Theunstructuredpackage from Unstructured.IO extracts clean text from raw source documents like PDFs and Word documents. This page covers how to use theunstructuredecosystem within LangChain.
安装和设置
If you are using a loader that runs locally, use the following steps to getunstructured and its
dependencies running.
-
For the smallest installation footprint and to take advantage of features not available in the
open-source
unstructuredpackage, install the Python SDK withpip install unstructured-clientalong withpip install langchain-unstructuredto use theUnstructuredLoaderand partition remotely against the Unstructured API. This loader lives in a LangChain partner repo instead of thelangchain-communityrepo and you will need anapi_key.

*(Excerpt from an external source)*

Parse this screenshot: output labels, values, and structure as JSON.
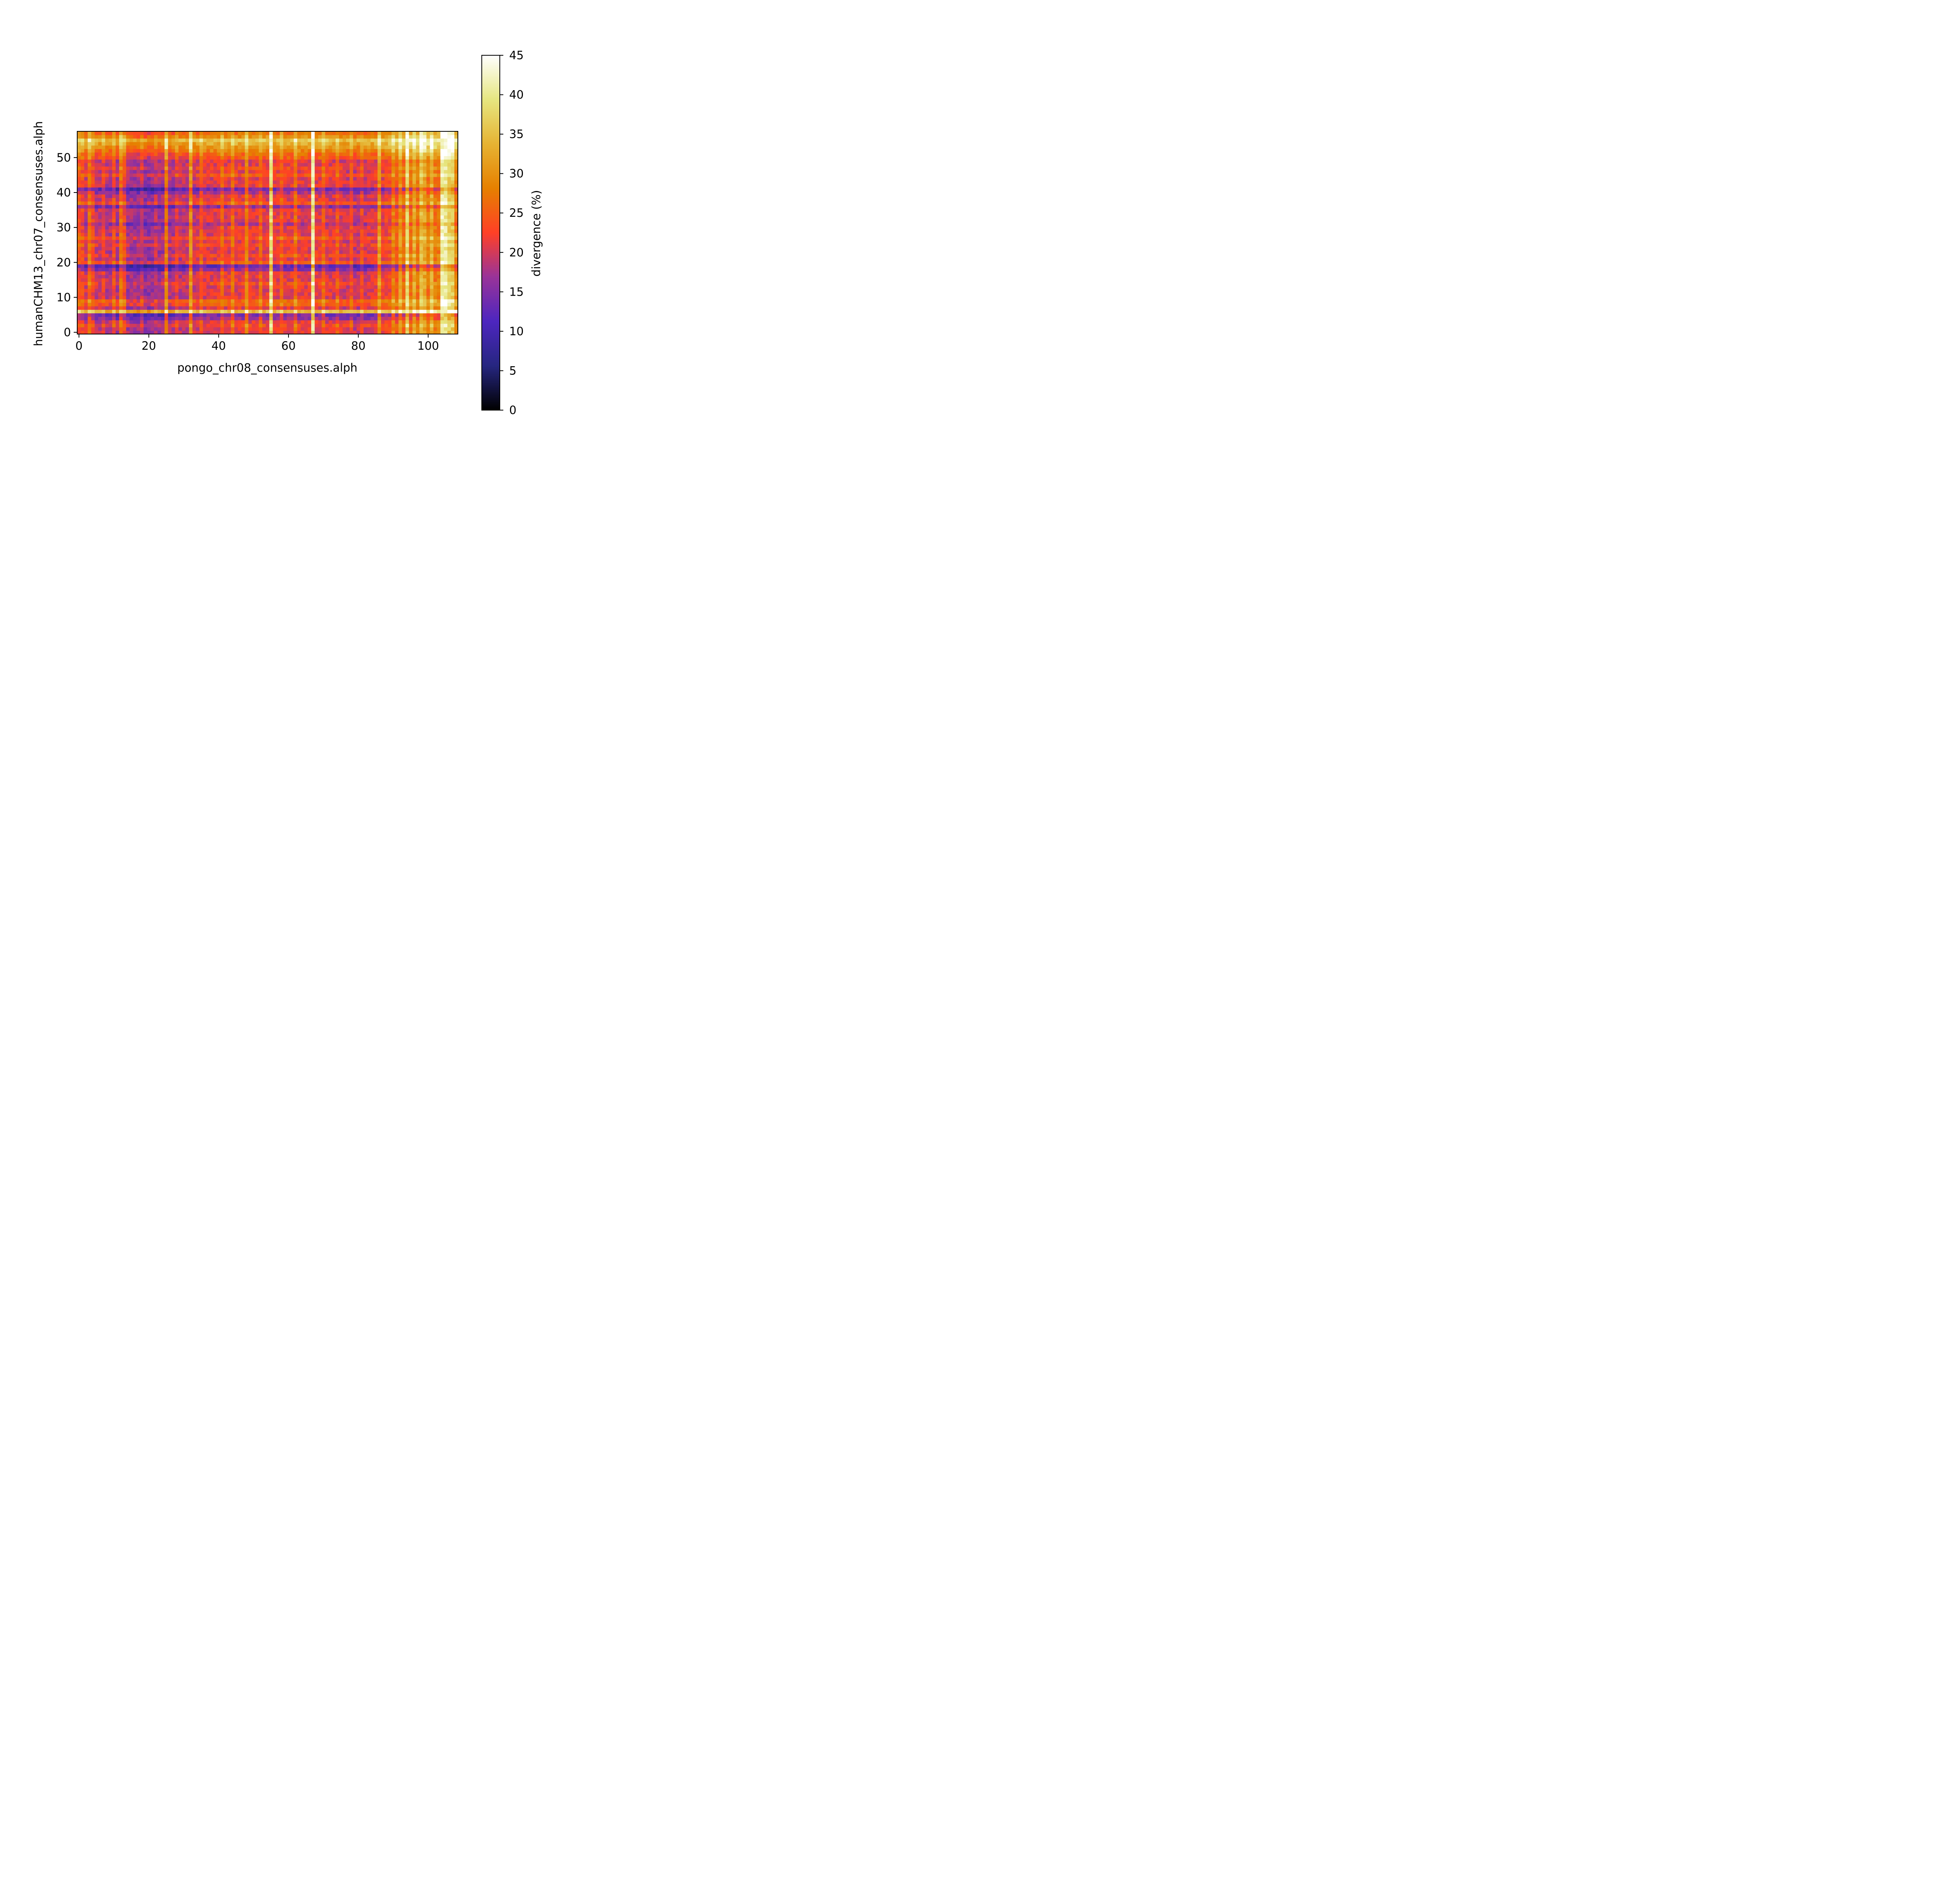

You can generate a free key on the Unstructured API key page.- Unstructured’s documentation for the sdk can be found here: https://docs.unstructured.io/api-reference/api-services/sdk
-
To run everything locally, install the open-source Python 包 with
pip install unstructuredalong withpip install langchain-communityand use the sameUnstructuredLoaderas mentioned above.- You can install document specific dependencies with extras, e.g.
pip install "unstructured[docx]". Learn more about extras in the full installation documentation. - To install the dependencies for all document types, use
pip install "unstructured[all-docs]".
- You can install document specific dependencies with extras, e.g.
-
Install the following system dependencies if they are not already available on your system with e.g.

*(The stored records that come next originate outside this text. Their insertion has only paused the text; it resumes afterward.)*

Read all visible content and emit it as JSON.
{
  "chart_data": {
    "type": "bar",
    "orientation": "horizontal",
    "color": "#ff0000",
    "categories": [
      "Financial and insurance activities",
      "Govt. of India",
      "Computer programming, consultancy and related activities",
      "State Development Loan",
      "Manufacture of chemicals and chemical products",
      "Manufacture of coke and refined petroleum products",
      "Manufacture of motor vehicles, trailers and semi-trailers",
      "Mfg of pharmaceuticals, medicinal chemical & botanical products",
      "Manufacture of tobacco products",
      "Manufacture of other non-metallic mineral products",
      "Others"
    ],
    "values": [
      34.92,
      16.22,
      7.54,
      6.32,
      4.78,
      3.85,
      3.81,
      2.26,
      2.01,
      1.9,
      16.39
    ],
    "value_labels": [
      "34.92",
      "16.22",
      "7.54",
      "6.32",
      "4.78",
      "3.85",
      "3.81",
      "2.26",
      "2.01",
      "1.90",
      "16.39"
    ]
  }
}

brew installfor Mac. Depending on what document types you’re parsing, you may not need all of these.libmagic-dev(filetype detection)poppler-utils(images and PDFs)tesseract-ocr(images and PDFs)qpdf(PDFs)libreoffice(MS Office docs)pandoc(EPUBs)

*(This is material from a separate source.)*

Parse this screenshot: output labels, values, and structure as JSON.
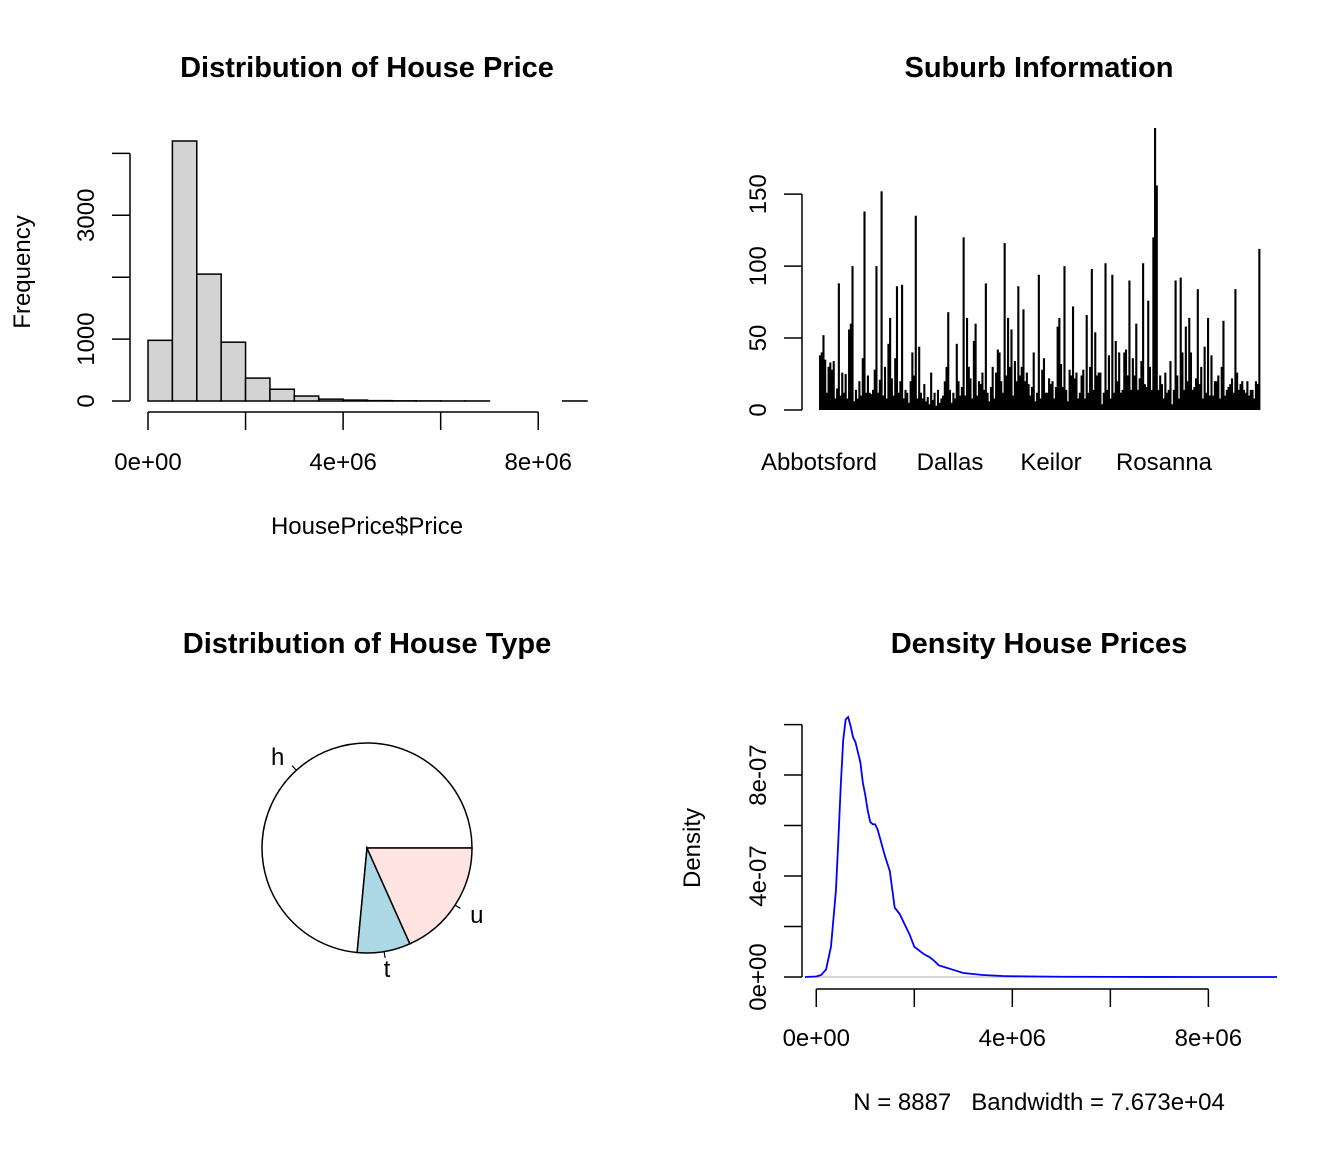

- When running locally, Unstructured also recommends using Docker by following this guide to ensure all system dependencies are installed correctly.
Data loaders
The primary usage ofUnstructured is in data loaders.
UnstructuredLoader
查看使用示例 to see how you can use this loader for both partitioning locally and remotely with the serverless Unstructured API.UnstructuredCHMLoader
CHM means Microsoft Compiled HTML Help.
UnstructuredCSVLoader
Acomma-separated values (CSV) file is a delimited text file that uses
a comma to separate values. Each line of the file is a data record.
Each record consists of one or more fields, separated by commas.
查看使用示例.
UnstructuredEmailLoader
查看使用示例.UnstructuredEPubLoader
EPUB is ane-book file format that uses
the “.epub” file extension. The term is short for electronic publication and
is sometimes styled ePub. EPUB is supported by many e-readers, and compatible
software is available for most smartphones, tablets, and computers.
查看使用示例.
UnstructuredExcelLoader
查看使用示例.UnstructuredFileIOLoader
查看使用示例.UnstructuredHTMLLoader
UnstructuredImageLoader
查看使用示例.UnstructuredMarkdownLoader
查看使用示例.UnstructuredODTLoader
TheOpen Document Format for Office Applications (ODF), also known as OpenDocument,
is an open file format for word processing documents, spreadsheets, presentations
and graphics and using ZIP-compressed XML files. It was developed with the aim of
providing an open, XML-based file format specification for office applications.
查看使用示例.
UnstructuredOrgModeLoader
An Org Mode document is a document editing, formatting, and organizing mode, designed for notes, planning, and authoring within the free software text editor Emacs. 查看使用示例.UnstructuredPDFLoader
UnstructuredPowerPointLoader
查看使用示例.UnstructuredRSTLoader
AreStructured Text (RST) file is a file format for textual data
used primarily in the Python programming language community for technical documentation.
查看使用示例.
UnstructuredRTFLoader
See a usage example in the API documentation.UnstructuredTSVLoader
Atab-separated values (TSV) file is a simple, text-based file format for storing tabular data.
Records are separated by newlines, and values within a record are separated by tab characters.
查看使用示例.
UnstructuredURLLoader
查看使用示例.UnstructuredWordDocumentLoader
查看使用示例.UnstructuredXMLLoader
查看使用示例.将这些文档连接 到 Claude、VSCode 等工具,通过 MCP 获取实时答案。